Standard treatments partially normalise SSRT

Although SSRT did not correlate with disease severity, when patients were treated SSRT was reduced. In PD patients, the SSRT was significantly reduced by levodopa treatment. This is in agreement with past work which showed an improvement in response inhibition in the ON phase22, although two previous studies failed to find a decrease specifically in SSRT with dopaminergic medications19,23. It is possible that our improved approach to estimation of SSRT allowed us to detect a relation, which could otherwise be masked by measurement variability.

It is perhaps not unexpected that treatment with a centrally-acting drug such as levodopa could modulate response inhibition. Interestingly, the patients with more prolonged OFF ocSSRT (unlike with more prolonged OFF RT) demonstrated a positive correlation with change in ocSSRT after levodopa administration. This differential correlation could suggest that RT and ocSSRT may be measuring underlying processes which are differently affected by the disease.
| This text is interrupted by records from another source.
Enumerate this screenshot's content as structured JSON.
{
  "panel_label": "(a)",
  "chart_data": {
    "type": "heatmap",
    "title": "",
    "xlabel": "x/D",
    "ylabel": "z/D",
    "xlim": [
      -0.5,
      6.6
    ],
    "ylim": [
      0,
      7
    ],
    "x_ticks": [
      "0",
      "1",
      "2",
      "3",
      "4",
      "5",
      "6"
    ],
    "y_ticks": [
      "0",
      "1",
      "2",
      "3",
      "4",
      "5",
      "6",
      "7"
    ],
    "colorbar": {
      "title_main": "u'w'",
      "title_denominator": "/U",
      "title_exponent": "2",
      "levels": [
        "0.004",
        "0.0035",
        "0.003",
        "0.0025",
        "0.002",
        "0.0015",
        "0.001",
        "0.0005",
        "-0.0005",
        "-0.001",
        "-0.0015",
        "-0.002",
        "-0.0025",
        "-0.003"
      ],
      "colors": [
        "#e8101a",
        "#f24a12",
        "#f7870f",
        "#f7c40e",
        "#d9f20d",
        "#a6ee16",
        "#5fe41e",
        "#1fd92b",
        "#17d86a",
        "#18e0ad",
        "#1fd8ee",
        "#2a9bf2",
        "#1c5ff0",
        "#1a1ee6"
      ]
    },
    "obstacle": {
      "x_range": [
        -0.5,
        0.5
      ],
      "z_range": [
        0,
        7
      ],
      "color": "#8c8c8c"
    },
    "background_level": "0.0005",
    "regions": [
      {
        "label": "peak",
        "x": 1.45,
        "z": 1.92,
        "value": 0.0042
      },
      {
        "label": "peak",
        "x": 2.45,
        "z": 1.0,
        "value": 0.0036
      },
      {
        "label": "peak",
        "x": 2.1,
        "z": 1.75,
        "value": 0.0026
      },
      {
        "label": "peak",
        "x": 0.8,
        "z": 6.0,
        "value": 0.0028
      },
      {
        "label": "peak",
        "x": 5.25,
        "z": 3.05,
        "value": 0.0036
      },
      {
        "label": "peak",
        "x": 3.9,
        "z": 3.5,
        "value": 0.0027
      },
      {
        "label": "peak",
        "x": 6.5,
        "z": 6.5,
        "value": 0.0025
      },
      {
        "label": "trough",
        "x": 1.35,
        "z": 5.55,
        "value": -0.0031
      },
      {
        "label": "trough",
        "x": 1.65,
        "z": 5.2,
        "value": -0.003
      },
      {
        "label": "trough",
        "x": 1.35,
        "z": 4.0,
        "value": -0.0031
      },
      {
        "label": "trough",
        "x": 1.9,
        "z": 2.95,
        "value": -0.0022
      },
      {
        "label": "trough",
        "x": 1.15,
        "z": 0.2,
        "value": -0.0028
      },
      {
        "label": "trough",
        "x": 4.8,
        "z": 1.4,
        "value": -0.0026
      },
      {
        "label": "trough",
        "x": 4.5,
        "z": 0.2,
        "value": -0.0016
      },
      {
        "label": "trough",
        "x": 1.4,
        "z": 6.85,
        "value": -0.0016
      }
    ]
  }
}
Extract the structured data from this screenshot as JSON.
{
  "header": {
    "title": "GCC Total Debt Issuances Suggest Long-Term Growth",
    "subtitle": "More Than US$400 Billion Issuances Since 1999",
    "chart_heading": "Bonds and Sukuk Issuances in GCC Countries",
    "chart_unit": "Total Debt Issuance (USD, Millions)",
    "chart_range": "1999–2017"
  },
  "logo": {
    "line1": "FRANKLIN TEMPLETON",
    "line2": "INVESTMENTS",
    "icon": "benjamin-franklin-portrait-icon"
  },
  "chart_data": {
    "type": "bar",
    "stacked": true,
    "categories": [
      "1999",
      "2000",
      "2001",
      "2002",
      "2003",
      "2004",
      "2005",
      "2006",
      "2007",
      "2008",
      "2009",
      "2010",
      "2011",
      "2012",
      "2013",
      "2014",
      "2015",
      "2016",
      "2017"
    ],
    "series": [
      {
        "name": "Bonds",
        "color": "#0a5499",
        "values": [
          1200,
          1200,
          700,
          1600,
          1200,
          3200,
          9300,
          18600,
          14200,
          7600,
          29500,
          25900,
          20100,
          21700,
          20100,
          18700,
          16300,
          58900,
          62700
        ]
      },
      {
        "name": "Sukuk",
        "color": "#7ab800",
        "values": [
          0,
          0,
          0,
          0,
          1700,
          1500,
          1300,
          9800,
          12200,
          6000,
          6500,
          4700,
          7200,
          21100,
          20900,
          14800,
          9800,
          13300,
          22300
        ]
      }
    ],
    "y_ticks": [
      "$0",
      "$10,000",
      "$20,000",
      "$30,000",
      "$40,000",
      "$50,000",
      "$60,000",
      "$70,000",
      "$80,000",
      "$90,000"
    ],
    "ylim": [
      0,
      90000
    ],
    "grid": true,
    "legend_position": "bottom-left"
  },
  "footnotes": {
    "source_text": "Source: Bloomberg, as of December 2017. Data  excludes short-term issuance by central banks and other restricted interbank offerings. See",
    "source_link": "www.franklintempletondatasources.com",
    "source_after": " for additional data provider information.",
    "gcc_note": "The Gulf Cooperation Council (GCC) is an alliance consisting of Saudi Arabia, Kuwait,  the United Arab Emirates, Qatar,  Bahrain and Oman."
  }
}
More unexpected was our finding that treatment of dystonia with botulinum toxin injections into the dystonic muscles also reduced SSRT. A direct central effect of the toxin is unlikely, as we expect minimal passage across the blood brain barrier. It is possible that the reduced SSRT is simply a consequence of the reduction of symptoms. Abnormal movements or posturing generated by CD could have engaged the patient in compensatory movements, thereby diverting attention from the stop signal task during the pre-treatment assessment. After effectively treating the dystonic condition with botulinum toxin, the cause of this inattention would be removed, allowing the patient to perform the task without diversion. However, against this explanation, the reaction time was not improved by botulinum toxin injection; this should be affected similarly to SSRT if the underlying cause is simply a reduction in distracting dystonia. This might suggest that RT and ocSSRT measure different underlying processes which respond to therapy in a different way. We suggest that the most likely cause for the observed SSRT reduction is that toxin therapy produced a chronic alteration of sensory input to the brain, which modulated the abnormal central network. In support of this idea, the long latency trans-cortical reflex in idiopathic focal dystonia is reduced significantly following botulinum toxin therapy33, and cortico-spinal plasticity is changed34.

Conclusions

In this study, we have developed and validated an improved measure of SSRT and shown that implementing this in a portable device can deliver a simple and reliable test suitable for clinical use. Measures in patients were not just significantly different from healthy controls at a group level, but also showed sufficiently robust differences to allow accurate separation of individuals. Furthermore, WC patients could be separated from PD and CD patients only on the basis of our improved ocSSRT measure. The sub-set of patients with early symptoms of PD also demonstrated an abnormally prolonged ocSSRT. This suggests that SSRT could find utility as a marker for enhanced diagnosis (e.g. rapid throughput pre-screening) and to assess the response to treatments.